# Schrift ?!



## Dark_Fighter (31. Oktober 2004)

Ich habe ein Wallpaper gemacht, jedoch bekomme ich einfach keine gute Schrift hin, also die man darauf gut erkennt. Hab mal einen Ausschnitt angehängt. Habt ihr eine Idee ?


----------



## Philip Kurz (31. Oktober 2004)

Ein dezenter, dunkler "Schein nach außen" (mit Photoshop) wirkt manchmal Wunder.
Vielleicht könntest du auch einfach mal deinen Schriftzug einfügen und wir geben dir
dann Verbesserungsvorschläge


----------



## Dark_Fighter (31. Oktober 2004)

Wallpaper 
Ich finde so ist es etwas zu stark. Oder ?


----------



## Dark_Fighter (31. Oktober 2004)

Ideen wir man das Wallpaper sonst noch aufpeppen könnte sind auch erwünscht.


----------



## ShadowMan (1. November 2004)

Doppelposts sind im Gegensatz dazu nicht erwünscht 

Was mir noch einfallen würde wäre ein grauer durchsichtiger Balken hinter der Schrift um diese noch etwas hervor zu heben.

Lieben Gruß,
Manuel ;-]


----------



## X-trOn (2. November 2004)

Jap durchsichtige balken sind eine gute idee, ich würd aber gleich zwei versetzte oder einen mit aussparungen machen.

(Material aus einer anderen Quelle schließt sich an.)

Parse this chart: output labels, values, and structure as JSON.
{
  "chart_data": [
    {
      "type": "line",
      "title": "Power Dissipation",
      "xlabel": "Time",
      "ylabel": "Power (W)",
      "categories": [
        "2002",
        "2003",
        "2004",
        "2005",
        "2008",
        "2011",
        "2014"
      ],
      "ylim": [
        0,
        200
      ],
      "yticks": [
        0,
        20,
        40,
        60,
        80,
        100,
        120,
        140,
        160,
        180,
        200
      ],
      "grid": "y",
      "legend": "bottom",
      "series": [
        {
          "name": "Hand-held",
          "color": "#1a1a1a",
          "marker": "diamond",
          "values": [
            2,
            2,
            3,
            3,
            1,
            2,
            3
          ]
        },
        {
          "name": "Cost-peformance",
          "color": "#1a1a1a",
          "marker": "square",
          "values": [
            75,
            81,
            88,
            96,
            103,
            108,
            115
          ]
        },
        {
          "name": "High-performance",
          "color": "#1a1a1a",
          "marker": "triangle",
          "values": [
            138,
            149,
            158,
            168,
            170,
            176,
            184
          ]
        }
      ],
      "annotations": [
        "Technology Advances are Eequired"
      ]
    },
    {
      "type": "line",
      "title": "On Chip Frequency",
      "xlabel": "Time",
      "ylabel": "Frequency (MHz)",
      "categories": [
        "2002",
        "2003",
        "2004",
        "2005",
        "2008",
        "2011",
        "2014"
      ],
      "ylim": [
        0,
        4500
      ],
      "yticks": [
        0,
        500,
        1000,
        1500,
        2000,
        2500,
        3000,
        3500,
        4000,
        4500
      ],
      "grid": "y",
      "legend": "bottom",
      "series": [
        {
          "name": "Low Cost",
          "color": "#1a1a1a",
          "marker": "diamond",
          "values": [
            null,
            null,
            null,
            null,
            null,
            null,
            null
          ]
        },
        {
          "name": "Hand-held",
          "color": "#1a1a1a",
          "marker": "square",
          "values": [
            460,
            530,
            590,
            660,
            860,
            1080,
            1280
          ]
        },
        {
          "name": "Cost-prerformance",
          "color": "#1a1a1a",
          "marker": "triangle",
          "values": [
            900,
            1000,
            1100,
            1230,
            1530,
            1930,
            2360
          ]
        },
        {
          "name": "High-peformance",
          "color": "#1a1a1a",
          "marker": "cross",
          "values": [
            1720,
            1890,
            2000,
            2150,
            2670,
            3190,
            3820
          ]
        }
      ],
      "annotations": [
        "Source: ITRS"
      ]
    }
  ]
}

Probiers mal aus, ansonsten is es ganz net

Greatz
X-trOn


----------



## Dark_Fighter (2. November 2004)

http://home.arcor.de/d4rkf1ght3r/images/lan_wallpaper_neu.jpg
Habe jetzt noch nicht so viel geändert wollte mal wissen wie ihr es so findet. Ist halt etwas dezenter. Ich konnte den Balken nicht weiss machen weil sonst hätte man das "crew" nicht mehr lesen können.


----------



## X-trOn (8. November 2004)

Sieht doch schon ganz net aus. ich persönlich würd den relieff effekt am Balken in der mitte weglassen, sieht moderner aus, und die Schwarze Balken oben und unten sind ein bisschen hart, aber ansonsten ganz gut

Greatz
X-trOn


----------